Copán Ruinas, despite its names, is a small town in southwest Honduras where are located the country's most important Mayan ruins. Curiously, the town is named Ruins of Copán and the archeological site is simply called Copán. I think it should be the other around.
The relax and friendly ambience of the locals make this town a very nice place to visit or to take a few days of rest. A few hundreds metres from the town, several very interesting sites can be visited. In addition to the archeological site of Copán, there is a superb museum of Mayan Sculptures, and a rescue centre for the magnificent macaws (big colourful parrots).
This small museum, located on the central plaza, offers a taste of the grandeur of the sculptures found at Copán.

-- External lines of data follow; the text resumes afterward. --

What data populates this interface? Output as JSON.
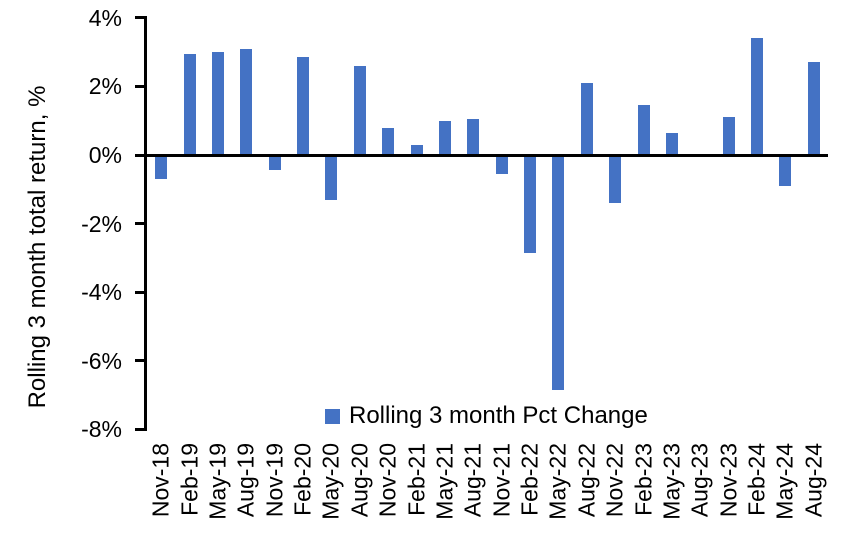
{
  "chart_data": {
    "type": "bar",
    "title": "",
    "categories": [
      "Nov-18",
      "Feb-19",
      "May-19",
      "Aug-19",
      "Nov-19",
      "Feb-20",
      "May-20",
      "Aug-20",
      "Nov-20",
      "Feb-21",
      "May-21",
      "Aug-21",
      "Nov-21",
      "Feb-22",
      "May-22",
      "Aug-22",
      "Nov-22",
      "Feb-23",
      "May-23",
      "Aug-23",
      "Nov-23",
      "Feb-24",
      "May-24",
      "Aug-24"
    ],
    "values": [
      -0.7,
      2.95,
      3.0,
      3.1,
      -0.45,
      2.85,
      -1.3,
      2.6,
      0.8,
      0.3,
      1.0,
      1.05,
      -0.55,
      -2.85,
      -6.85,
      2.1,
      -1.4,
      1.45,
      0.65,
      0.0,
      1.1,
      3.4,
      -0.9,
      2.7
    ],
    "xlabel": "",
    "ylabel": "Rolling 3 month total return, %",
    "ylim": [
      -8,
      4
    ],
    "ytick_values": [
      4,
      2,
      0,
      -2,
      -4,
      -6,
      -8
    ],
    "ytick_labels": [
      "4%",
      "2%",
      "0%",
      "-2%",
      "-4%",
      "-6%",
      "-8%"
    ],
    "legend": [
      "Rolling 3 month Pct Change"
    ],
    "legend_position": "inside-bottom-center",
    "bar_color": "#4472C4",
    "axis_color": "#000000",
    "grid": false
  }
}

Here is Central America most impressive museum on the Mayan Culture. Most of the exhibits in the collection are originals from the archeological site of Copán, from the site Las Sepulturas or else from the region around the town.
In 1989, among the ruins of Copán, archeologists have discovered the Rosalia temple, under structure #16. The Mayan temple was built in AD 571, and was painted with a vibrant red, colour of luck, blood and sacrifice for the Maya. Obviously, the temple found at the museum is a replica and it appears very different from the ruins seen in most other sites. Archeologists claim that most Mayan structures were covered in plaster, and painted in bright colours. Nowadays, nature has destroyed most of the plaster, and only the bricks or stone from the base structure can be seen.

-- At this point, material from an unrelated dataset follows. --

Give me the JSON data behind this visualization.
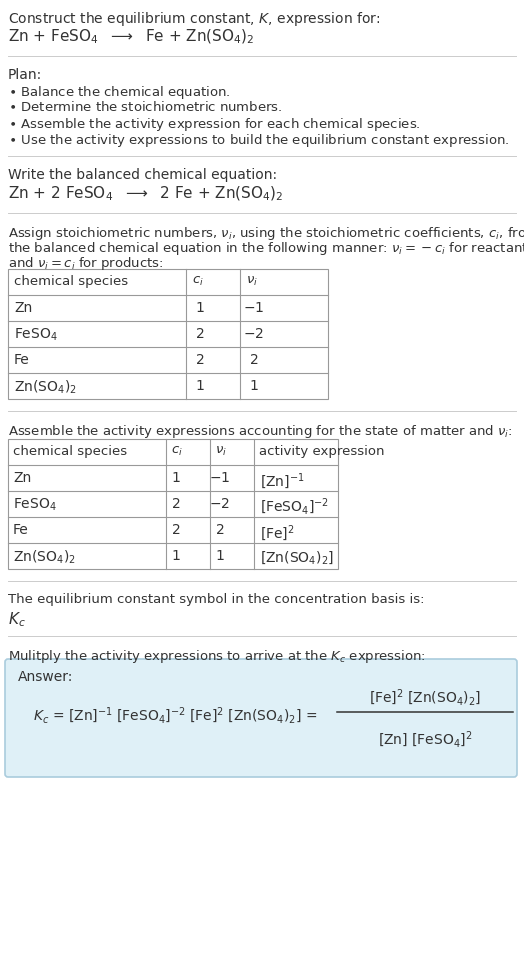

Copán is not the largest site in the Mayan culture, its population was estimated to be 24,000 inhabitants at its peak. In comparison, Tikal in Guatemala once had some 100,000 peoples. For unknown reasons, Copán was the principal centre of Mayan culture for 400 years. Although it was smaller and less powerful than other great Mayan cities, Copán was far ahead for the quality of its sculptures, its knowledge of astronomy, and in the writing of hieroglyphs.

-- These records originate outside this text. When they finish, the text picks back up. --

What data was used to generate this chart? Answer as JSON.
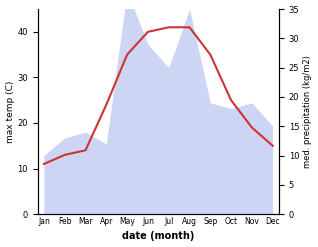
{
  "months": [
    "Jan",
    "Feb",
    "Mar",
    "Apr",
    "May",
    "Jun",
    "Jul",
    "Aug",
    "Sep",
    "Oct",
    "Nov",
    "Dec"
  ],
  "temp": [
    11,
    13,
    14,
    24,
    35,
    40,
    41,
    41,
    35,
    25,
    19,
    15
  ],
  "precip": [
    10,
    13,
    14,
    12,
    38,
    29,
    25,
    35,
    19,
    18,
    19,
    15
  ],
  "temp_color": "#cc3333",
  "precip_color": "#aabbee",
  "precip_fill_alpha": 0.6,
  "xlabel": "date (month)",
  "ylabel_left": "max temp (C)",
  "ylabel_right": "med. precipitation (kg/m2)",
  "ylim_left": [
    0,
    45
  ],
  "ylim_right": [
    0,
    35
  ],
  "yticks_left": [
    0,
    10,
    20,
    30,
    40
  ],
  "yticks_right": [
    0,
    5,
    10,
    15,
    20,
    25,
    30,
    35
  ],
  "scale_factor": 1.2857,
  "background_color": "#ffffff"
}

The first peasants came into the valley around 1000 BC, but the Mayas established themselves only around the year of the Christ. They started building structures toward AD 100, and the written history has started only in AD 426 with the start of the royal dynasties. The most important architectural period has begun in 553 with the construction of the Rosalia Temple (see above) and lasted until AD 738. Then, the city started to decline and by AD 1200, there were only a few farming villages.
The site Las Sepulturas is located two kilometres from Copán and is thought to have been a residential complex for the Mayan elite.
The site still sees ongoing archeological excavations.
Located some 80 kilometres from Copán Ruinas, this Mayan site is much more modest. They are 210 known structures covering some 2 km2, but only the main group has been restored.